Es difícil entender que Extremadura necesite por cada 100 habitantes 8,5 de empleados públicos cuando Madrid se arregla con 6,7, más que los 6 de Andalucía con la fama que tienen, pero mucho más ardua es la comprensión de que a Cataluña les basten 4 o 4,5 a la Comunidad valenciana. Pero eso no es nada si comparamos, ya tomando en cuenta los estados de la Unión, que España cuenta con 9,5 empleados de las administraciones por cada 100 habitantes activos y Dinamarca sean 25,7, o Francia un 17% y Reino Unido un 15%.

Cuando queremos tener dotaciones y servicios, cuando requerimos menores esperas en los ambulatorios, más clases de apoyo para nuestros hijos o más celeridad para arreglar los baches, estamos demandando más empleados del Estado. Siempre podemos hacer como el Partido Popular que exigía más seguridad reduciendo la plantillas de los cuerpos de policía y guardia civil o apostar por la escuela pública regalando solares a los colegios privados, pero si queremos más servicios es necesario que alguien los preste.

Por ejemplo, una de las inexcusables, es lograr mayor rapidez en la administración de justicia; y de nuevo aparece el alma española, capaz de lo mejor y de lo peor, o la impresentable tardanza del Constitucional para con el Estatuto catalán o la velocidad de Varela para sodomizar a Garzón.
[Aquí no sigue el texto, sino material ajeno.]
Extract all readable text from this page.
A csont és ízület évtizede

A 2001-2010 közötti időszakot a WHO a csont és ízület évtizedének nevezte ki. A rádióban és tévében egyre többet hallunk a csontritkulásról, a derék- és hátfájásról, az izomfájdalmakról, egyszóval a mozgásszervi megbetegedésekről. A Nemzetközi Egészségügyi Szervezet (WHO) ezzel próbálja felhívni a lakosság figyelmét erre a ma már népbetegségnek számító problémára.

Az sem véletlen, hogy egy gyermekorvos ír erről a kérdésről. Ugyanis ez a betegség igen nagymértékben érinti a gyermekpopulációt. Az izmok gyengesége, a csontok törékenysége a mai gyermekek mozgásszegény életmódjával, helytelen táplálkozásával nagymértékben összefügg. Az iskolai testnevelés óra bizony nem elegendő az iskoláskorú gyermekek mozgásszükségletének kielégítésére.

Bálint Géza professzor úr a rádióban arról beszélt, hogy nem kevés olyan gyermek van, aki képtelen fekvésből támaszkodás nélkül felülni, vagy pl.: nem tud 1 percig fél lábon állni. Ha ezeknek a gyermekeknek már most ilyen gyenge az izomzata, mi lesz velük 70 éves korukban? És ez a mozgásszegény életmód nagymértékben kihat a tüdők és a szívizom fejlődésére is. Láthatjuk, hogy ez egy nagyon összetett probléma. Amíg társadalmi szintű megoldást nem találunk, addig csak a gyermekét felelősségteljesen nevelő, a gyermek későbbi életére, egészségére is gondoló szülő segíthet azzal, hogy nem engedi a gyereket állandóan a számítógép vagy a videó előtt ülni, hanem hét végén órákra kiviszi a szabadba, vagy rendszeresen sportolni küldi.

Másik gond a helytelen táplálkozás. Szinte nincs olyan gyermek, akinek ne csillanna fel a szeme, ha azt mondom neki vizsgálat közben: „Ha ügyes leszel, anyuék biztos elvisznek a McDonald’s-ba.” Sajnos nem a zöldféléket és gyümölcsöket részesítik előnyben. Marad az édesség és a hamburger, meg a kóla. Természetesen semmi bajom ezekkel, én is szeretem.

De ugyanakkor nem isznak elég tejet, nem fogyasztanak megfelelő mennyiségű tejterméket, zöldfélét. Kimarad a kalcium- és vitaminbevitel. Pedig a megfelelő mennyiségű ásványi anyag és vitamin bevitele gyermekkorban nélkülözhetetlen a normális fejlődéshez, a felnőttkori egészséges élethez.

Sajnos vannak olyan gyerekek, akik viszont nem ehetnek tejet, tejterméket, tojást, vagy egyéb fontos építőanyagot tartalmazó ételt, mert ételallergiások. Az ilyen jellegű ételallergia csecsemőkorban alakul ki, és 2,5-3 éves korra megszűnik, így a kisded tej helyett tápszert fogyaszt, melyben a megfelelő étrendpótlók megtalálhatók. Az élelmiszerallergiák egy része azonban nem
Años u horas son las unidades de medida, según convenga, espada flamígera o linternita de acomodador de sesión continua; una justicia cuyas carencias no siempre se deben a problemas de falta de recursos, de ordenadores superferolíticos, ni de personal de apoyo, basta un interés personal para que se ilumine el cielo o caiga la noche.
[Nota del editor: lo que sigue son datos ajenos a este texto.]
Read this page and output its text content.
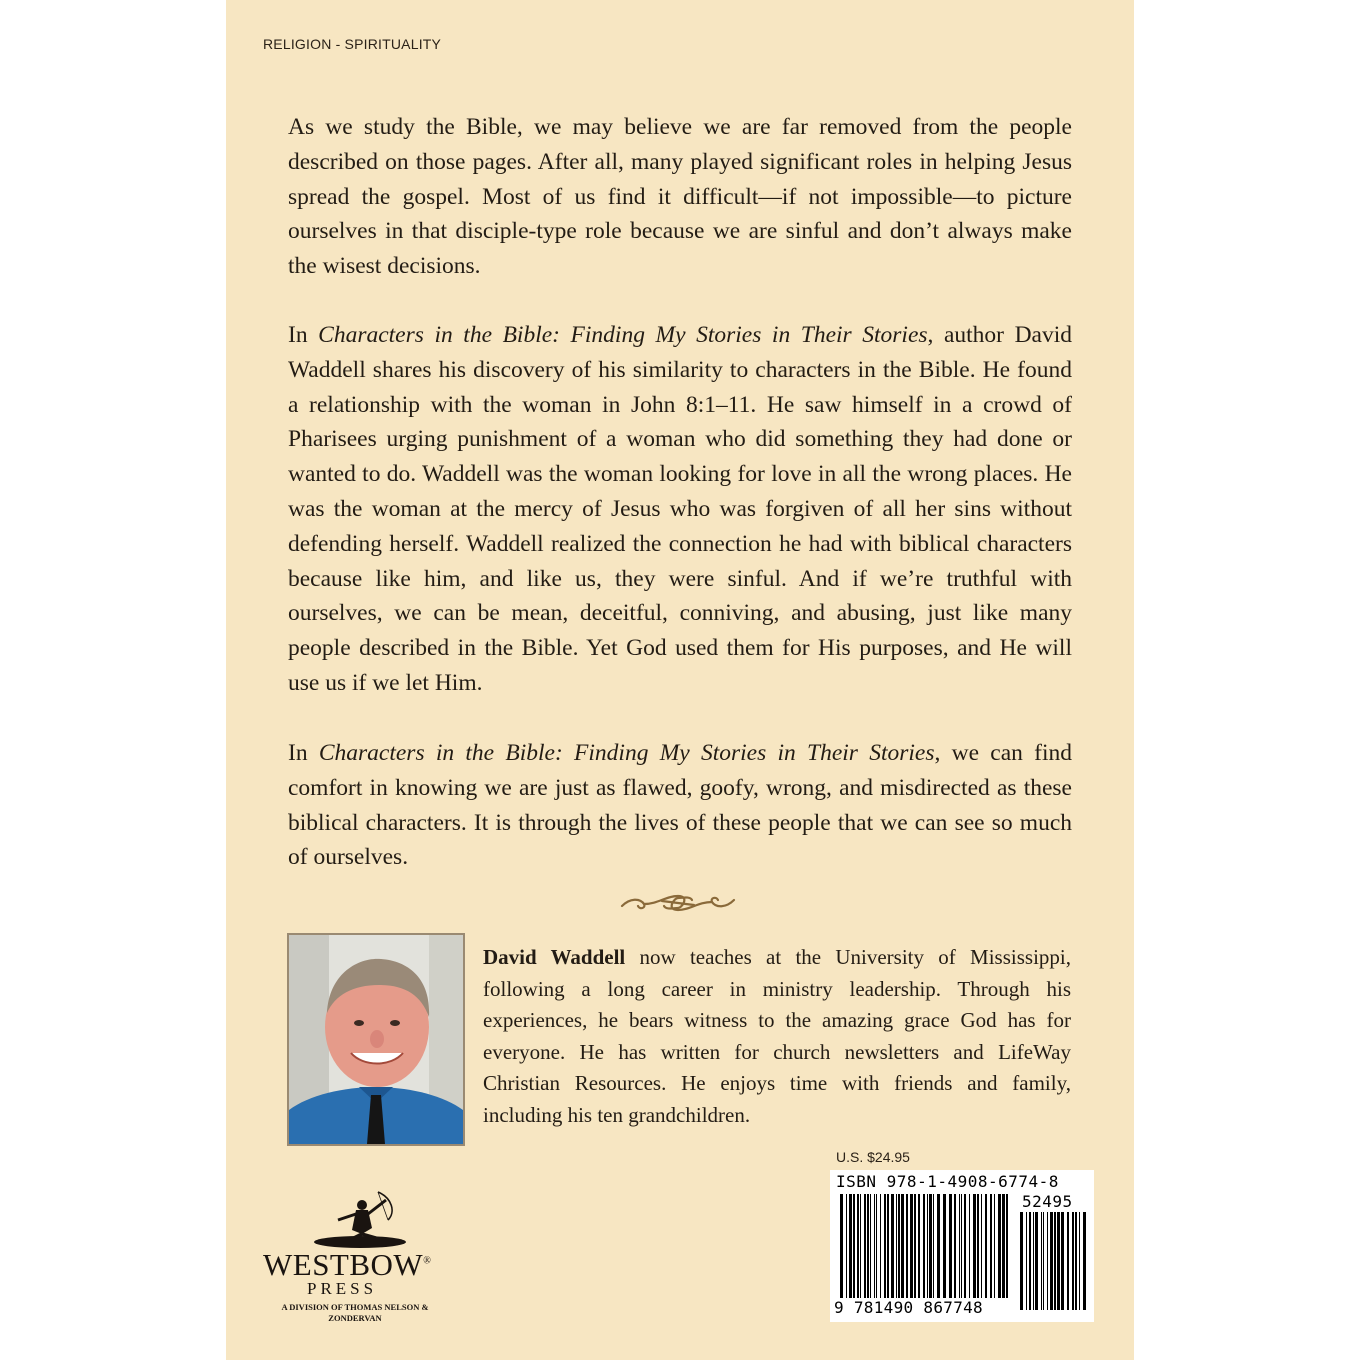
RELIGION - SPIRITUALITY

As we study the Bible, we may believe we are far removed from the people described on those pages. After all, many played significant roles in helping Jesus spread the gospel. Most of us find it difficult—if not impossible—to picture ourselves in that disciple-type role because we are sinful and don’t always make the wisest decisions.

In Characters in the Bible: Finding My Stories in Their Stories, author David Waddell shares his discovery of his similarity to characters in the Bible. He found a relationship with the woman in John 8:1–11. He saw himself in a crowd of Pharisees urging punishment of a woman who did something they had done or wanted to do. Waddell was the woman looking for love in all the wrong places. He was the woman at the mercy of Jesus who was forgiven of all her sins without defending herself. Waddell realized the connection he had with biblical characters because like him, and like us, they were sinful. And if we’re truthful with ourselves, we can be mean, deceitful, conniving, and abusing, just like many people described in the Bible. Yet God used them for His purposes, and He will use us if we let Him.

In Characters in the Bible: Finding My Stories in Their Stories, we can find comfort in knowing we are just as flawed, goofy, wrong, and misdirected as these biblical characters. It is through the lives of these people that we can see so much of ourselves.

David Waddell now teaches at the University of Mississippi, following a long career in ministry leadership. Through his experiences, he bears witness to the amazing grace God has for everyone. He has written for church newsletters and LifeWay Christian Resources. He enjoys time with friends and family, including his ten grandchildren.

U.S. $24.95
ISBN 978-1-4908-6774-8
52495
9 781490 867748
WESTBOW®
PRESS
A DIVISION OF THOMAS NELSON & ZONDERVAN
Y creo que es en ello dónde reside esta boba polémica sobre la función pública. No es cuestión, en este sentido, de quién paga los servicios, sino de que el empleado actúe de la forma adecuada, en forma y tiempo, de forma igualitaria, sin prebendas reales ¿es cohecho impropio el aceptar servicios sanitarios de primerísimo nivel, escogiendo día y hora, ciudad y hospital, sin listas ni pausas? Porque lo que queremos es que los gobernantes, -empleados públicos, no lo olviden- estén a lo que deben. El tiempo que algunos perdieron probándose trajes y chalecos, estableciendo pequeñas amistades del alma, queriéndose ovoidalmente, cazando en países exóticos, adquiriendo propiedades, palacios, chalés, fincas, quemándose la nariz y abrasando púberes, espiando a compañeros, planificando chantajes, aceptando coches, relojes, zapatos, bolsos, todo ese tiempo nos lo deben, porque era un tiempo remunerado, porque estaban, están, en nómina del Estado; igualmente todo el tiempo que están perdiendo en su defensa, en su arrogancia, en su desfachatez, nos lo deben. Todo ese tiempo tienen que pagarlo o devolverlo.
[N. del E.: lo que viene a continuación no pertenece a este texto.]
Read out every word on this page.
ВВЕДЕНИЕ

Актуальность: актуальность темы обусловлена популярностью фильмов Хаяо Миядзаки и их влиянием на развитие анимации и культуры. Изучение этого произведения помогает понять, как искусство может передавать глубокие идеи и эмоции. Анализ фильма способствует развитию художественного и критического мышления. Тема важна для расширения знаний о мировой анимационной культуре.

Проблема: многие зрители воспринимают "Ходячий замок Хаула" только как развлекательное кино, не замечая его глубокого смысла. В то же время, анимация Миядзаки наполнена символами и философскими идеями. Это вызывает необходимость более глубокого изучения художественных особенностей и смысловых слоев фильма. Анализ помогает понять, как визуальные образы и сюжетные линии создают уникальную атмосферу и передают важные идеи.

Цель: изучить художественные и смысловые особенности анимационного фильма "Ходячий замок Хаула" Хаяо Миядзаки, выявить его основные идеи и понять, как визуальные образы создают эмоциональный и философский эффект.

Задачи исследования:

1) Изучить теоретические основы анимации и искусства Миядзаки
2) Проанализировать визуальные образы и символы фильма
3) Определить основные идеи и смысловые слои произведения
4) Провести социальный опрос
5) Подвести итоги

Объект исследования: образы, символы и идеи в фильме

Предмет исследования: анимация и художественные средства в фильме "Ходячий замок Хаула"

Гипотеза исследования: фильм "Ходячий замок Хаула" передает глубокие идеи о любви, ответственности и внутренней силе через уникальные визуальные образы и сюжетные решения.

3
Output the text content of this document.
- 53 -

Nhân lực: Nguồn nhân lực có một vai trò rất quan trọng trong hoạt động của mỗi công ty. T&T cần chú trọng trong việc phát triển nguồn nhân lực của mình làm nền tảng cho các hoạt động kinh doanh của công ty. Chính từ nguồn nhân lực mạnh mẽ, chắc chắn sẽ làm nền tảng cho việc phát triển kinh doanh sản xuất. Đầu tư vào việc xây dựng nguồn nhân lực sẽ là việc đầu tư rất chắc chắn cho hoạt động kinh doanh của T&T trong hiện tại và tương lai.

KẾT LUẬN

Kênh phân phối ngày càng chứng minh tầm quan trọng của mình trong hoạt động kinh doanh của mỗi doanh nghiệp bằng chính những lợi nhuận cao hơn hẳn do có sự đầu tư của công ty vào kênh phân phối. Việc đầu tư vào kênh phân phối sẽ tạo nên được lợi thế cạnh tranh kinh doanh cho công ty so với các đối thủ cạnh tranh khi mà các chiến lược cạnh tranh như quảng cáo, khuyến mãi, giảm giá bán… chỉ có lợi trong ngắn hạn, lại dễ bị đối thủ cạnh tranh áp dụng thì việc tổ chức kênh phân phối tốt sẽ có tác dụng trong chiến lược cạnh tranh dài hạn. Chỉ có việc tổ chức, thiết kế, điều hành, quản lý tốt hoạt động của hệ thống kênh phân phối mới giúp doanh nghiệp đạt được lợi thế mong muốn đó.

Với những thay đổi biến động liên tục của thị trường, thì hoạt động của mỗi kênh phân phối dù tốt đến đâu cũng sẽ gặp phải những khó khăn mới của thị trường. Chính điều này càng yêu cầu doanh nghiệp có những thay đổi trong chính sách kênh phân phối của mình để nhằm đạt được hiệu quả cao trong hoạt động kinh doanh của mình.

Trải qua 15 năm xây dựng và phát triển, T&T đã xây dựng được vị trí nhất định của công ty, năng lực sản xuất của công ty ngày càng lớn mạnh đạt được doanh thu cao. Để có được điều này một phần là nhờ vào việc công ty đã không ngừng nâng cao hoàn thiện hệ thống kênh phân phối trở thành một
Son esos empleados públicos a los que hay que aniquilar, porque entienden la función pública como un castigo, la confunden con la pena de los servicios comunitarios pensada para los gamberros. Quizá sea por eso. A esos interventores que no vieron nada entre tanta mierda, a esos inspectores de hacienda que sacan una paralela por 150 euros de un mal sumador y se les pasan las cuentas de tíos con zoológico privado, a los que les prescriben los plazos por estafa, a los que no generan órdenes de busca y captura, a los que con el lío que tenemos deciden hurgar en la Diagonal de Barcelona o inauguran tres veces la misma obra, encargan estudios ridículos o aceptan fundaciones execrables, a toda esa panda que está a otra cosa y cobran del Estado, hay que decirles adiós cuando toque si han sido electos y largarles si son funcionarios. La oposición debe valer para habilitarlos, no para inmunizarlos y hacerlos perpetuos.